In saying that his assumption of the rôle of untutored child of nature was not altogether an assumption, I mean that although his boyhood was passed in Indiana schools, and he was for a time a college student there, he had nevertheless passed the greater part of his young manhood in the wilds and among the men of the wilderness. If he was not in fact "untutored," he nevertheless owed very little to the schools, and scarcely anything to the systematic study of literature. His work was marked by crudenesses that were not assumed or in any wise fictitious, while the genuineness of poetic feeling and poetic perception that inspired it was unquestionably the spontaneous product of his own soul and mind.
In my editorial den he seated himself on my desk, though there was a comfortable chair at hand. Was that a bit of theatrical "business"? I think not, for the reason that Thomas Bailey Aldrich, the least affected of men, used nearly always to bestride a reversed chair with his hands resting upon its back, when he visited me in my office, as he sometimes did, to smoke a pipe in peace for half an hour and entertain me with his surprising way of "putting things," before "going off to suffer and be good by invitation," as he once said with reference to some reception engagement.
London had accepted Joaquin Miller's pose without qualification. Even the London comic journals, in satirizing it, seemed never to doubt its genuineness.
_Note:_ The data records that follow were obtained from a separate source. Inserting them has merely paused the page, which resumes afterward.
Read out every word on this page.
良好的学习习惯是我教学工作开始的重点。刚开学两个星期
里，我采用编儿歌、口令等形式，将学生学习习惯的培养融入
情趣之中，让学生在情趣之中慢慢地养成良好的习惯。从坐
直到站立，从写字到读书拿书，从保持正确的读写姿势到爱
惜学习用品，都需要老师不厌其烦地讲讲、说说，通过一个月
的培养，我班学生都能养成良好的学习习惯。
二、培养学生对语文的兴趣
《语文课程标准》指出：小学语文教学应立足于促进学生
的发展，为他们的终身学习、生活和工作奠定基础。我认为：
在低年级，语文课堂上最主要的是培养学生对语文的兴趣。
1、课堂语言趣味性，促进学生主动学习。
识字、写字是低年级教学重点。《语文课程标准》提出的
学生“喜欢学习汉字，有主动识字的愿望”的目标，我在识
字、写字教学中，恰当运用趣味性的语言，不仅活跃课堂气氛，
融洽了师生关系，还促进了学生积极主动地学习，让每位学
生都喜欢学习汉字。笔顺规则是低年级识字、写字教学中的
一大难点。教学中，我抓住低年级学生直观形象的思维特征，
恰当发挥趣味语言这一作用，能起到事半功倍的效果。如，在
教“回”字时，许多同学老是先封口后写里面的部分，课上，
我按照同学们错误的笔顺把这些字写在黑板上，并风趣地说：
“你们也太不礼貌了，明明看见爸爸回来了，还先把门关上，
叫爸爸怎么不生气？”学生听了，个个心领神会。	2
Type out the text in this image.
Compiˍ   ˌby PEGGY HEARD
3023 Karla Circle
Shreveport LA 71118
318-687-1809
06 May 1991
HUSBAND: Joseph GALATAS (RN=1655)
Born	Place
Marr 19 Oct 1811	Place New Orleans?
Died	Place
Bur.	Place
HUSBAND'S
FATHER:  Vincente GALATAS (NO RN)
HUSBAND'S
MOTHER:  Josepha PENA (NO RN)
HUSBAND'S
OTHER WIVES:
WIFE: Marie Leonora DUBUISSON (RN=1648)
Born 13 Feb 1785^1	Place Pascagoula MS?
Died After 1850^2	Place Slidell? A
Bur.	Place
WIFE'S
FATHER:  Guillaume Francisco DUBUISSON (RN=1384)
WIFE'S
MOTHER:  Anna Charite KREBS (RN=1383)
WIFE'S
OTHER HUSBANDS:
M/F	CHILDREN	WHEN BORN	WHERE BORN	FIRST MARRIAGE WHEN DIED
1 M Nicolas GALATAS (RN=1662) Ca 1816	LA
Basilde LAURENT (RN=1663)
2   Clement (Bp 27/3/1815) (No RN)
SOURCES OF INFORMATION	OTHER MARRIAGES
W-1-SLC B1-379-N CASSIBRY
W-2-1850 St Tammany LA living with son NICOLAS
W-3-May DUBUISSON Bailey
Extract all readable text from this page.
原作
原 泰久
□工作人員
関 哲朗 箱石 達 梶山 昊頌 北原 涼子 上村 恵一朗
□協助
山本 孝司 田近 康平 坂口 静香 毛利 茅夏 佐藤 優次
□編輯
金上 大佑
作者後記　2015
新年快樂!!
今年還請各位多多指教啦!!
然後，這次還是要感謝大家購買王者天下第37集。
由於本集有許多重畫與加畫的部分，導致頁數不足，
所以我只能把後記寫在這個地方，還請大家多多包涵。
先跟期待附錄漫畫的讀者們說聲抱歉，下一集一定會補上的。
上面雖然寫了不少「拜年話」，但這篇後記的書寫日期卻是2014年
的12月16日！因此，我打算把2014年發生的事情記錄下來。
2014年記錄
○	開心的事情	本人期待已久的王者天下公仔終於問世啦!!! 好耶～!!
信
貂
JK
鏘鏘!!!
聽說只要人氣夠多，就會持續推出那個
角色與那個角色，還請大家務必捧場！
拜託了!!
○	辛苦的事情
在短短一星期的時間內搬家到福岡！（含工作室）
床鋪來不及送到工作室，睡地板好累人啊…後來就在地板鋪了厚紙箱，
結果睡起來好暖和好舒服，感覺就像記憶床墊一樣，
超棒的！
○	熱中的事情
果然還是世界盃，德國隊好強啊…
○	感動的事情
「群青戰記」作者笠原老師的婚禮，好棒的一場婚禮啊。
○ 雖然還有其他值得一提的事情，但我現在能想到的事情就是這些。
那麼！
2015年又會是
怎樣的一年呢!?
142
But on this side of the water we had begun to hear rumors that this son of the plains and the mountains, this dweller in solitudes whose limitless silence he himself suggested in the lines:
"A land so lone that you wonder whether
The God would know it should you fall dead,"
was after all a man bred in civilization and acquainted with lands so far from lone that the coroner would be certain to hear of it promptly if death came to one without the intervention of a physician.
As he addressed me by my first name from the beginning, and in other ways manifested a disposition to put conventionalities completely aside, I ventured to ask him about one of these rumors, which particularly interested me.